Inverse problems are situations where hidden information is computed from external observations. For instance in image deblurring one wants to recover an image from one that is blurred and noisy. We have developed wavelet-based multilevel methods for signal and image restoration problems as well as for blind deconvolution problems. In these methods, an orthogonal wavelet transform is used to define restriction and prolongation operators within a multigrid-type iteration. The choice of the Haar wavelet operator has the advantage of preserving matrix structure, such as Toeplitz, between grids, which can be exploited to obtain faster solvers on each level where an edge-preserving Tikhonov regularization is applied. Current projects include the development of multilevel methods for the design of optimal regularization operators, Bayesian-based multilevel methods, and extensions of these methods to light-field cameras.
-Learning Regularization Parameters for General-Form Tikhonov (with J. M. Chung). Inverse Problems 33 074004 (2017).
-A Wavelet-Based Multilevel Approach for Blind Deconvolution Problems (with M. E. Kilmer). SIAM J. Scientific Computing 36(4): A1432-A1450 (2014).
-Multilevel Approach for Signal Restoration Problems with Toeplitz Matrices (with M. E. Kilmer). SIAM J. Scientific Computing 32(1): 229-319 (2010).
-A Projection-Based Approach to General-Form Tikhonov Regularization (with M. E. Kilmer and P. C. Hansen). SIAM J. Scientific Computing 29(1): 315-330 (2007).
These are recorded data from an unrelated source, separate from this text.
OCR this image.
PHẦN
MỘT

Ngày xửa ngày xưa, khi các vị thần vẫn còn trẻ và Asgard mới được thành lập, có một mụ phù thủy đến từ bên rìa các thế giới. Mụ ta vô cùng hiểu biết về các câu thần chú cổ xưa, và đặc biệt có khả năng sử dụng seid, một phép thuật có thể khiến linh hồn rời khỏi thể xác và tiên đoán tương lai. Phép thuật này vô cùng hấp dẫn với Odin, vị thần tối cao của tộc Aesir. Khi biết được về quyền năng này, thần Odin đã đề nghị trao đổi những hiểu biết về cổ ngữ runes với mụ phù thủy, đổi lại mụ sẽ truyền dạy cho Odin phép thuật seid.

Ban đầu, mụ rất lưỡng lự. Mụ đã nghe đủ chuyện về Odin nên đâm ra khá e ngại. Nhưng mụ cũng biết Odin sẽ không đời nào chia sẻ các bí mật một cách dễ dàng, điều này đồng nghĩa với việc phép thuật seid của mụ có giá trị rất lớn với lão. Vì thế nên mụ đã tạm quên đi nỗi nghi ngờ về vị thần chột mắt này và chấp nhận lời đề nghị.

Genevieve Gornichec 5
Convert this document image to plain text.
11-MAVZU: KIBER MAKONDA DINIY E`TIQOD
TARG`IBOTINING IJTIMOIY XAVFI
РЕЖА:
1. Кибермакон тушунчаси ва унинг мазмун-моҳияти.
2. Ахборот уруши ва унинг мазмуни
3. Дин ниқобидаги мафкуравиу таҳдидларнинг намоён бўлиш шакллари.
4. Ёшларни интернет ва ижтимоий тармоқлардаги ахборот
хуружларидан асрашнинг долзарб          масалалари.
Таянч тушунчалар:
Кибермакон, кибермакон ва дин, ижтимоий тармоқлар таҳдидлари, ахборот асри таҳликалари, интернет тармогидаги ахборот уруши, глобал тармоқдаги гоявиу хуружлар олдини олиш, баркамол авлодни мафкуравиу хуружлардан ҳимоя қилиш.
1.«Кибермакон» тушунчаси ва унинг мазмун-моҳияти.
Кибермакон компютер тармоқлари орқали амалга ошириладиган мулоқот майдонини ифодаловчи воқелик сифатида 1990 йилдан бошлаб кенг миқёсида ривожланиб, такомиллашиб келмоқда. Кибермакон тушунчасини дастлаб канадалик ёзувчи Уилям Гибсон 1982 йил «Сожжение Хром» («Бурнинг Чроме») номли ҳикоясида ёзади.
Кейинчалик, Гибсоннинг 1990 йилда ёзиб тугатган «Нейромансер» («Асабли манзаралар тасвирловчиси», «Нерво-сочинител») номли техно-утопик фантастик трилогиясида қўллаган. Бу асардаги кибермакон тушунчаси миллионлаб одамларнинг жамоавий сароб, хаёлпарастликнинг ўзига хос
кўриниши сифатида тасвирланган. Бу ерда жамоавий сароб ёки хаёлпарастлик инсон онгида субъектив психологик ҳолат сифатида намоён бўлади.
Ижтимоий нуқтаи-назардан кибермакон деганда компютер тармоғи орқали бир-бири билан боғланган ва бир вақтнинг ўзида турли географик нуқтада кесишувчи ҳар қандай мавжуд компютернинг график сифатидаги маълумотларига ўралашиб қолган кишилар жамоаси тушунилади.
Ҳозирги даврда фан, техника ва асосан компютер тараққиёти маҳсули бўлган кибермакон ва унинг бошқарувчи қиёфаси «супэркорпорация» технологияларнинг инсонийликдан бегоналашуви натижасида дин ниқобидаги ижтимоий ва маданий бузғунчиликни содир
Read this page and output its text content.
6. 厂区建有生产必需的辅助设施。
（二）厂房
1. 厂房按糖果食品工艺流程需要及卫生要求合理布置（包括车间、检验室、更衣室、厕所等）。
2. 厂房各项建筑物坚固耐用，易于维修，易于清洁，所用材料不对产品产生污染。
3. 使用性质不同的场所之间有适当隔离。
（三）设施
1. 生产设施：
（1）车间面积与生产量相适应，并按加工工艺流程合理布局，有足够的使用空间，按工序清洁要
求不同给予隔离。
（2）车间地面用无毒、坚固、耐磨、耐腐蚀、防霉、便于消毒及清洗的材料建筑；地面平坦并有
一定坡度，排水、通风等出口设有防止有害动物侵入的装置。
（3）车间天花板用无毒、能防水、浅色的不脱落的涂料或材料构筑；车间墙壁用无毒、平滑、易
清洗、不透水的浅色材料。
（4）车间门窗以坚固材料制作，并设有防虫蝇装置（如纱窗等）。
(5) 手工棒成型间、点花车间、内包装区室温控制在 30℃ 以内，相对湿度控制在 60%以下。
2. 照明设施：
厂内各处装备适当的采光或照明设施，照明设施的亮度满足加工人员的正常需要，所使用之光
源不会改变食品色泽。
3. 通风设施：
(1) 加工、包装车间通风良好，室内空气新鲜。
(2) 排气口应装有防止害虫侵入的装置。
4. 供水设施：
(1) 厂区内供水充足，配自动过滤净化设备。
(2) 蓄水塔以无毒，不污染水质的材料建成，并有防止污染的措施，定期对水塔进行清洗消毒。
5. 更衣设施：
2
Chiari malformation (CM) is a serious neurological disorder where the bottom part of the brain, the cerebellum, descends out of the skull and crowds the spinal cord, putting pressure on both the brain and spine and causing many symptoms. Magnetic resonance imaging (MRI) is currently an indispensable diagnostic imaging technique in the detection of CM. In this project, we studied MRI-based classifiers to detect CM. For more information on CM and other projects on CM at The University of Akron, visit the Conquer Chiari Research Center, or watch this promotional video.This work was funded by the C&S Patient Education Foundation and The University of Akron Faculty Research Committee Summer Grant.
-Machine learning applied to neuroimaging for diagnosis of adult classic Chiari malformation: role of the basion as a key morphometric indicator (with A. Urbizu, B. Martin, D. Moncho, A. Rovira, M. A. Poca. J. Sahuquillo, and A. Macaya). Journal of Neurosurgery 129(3): 779-791 (2018).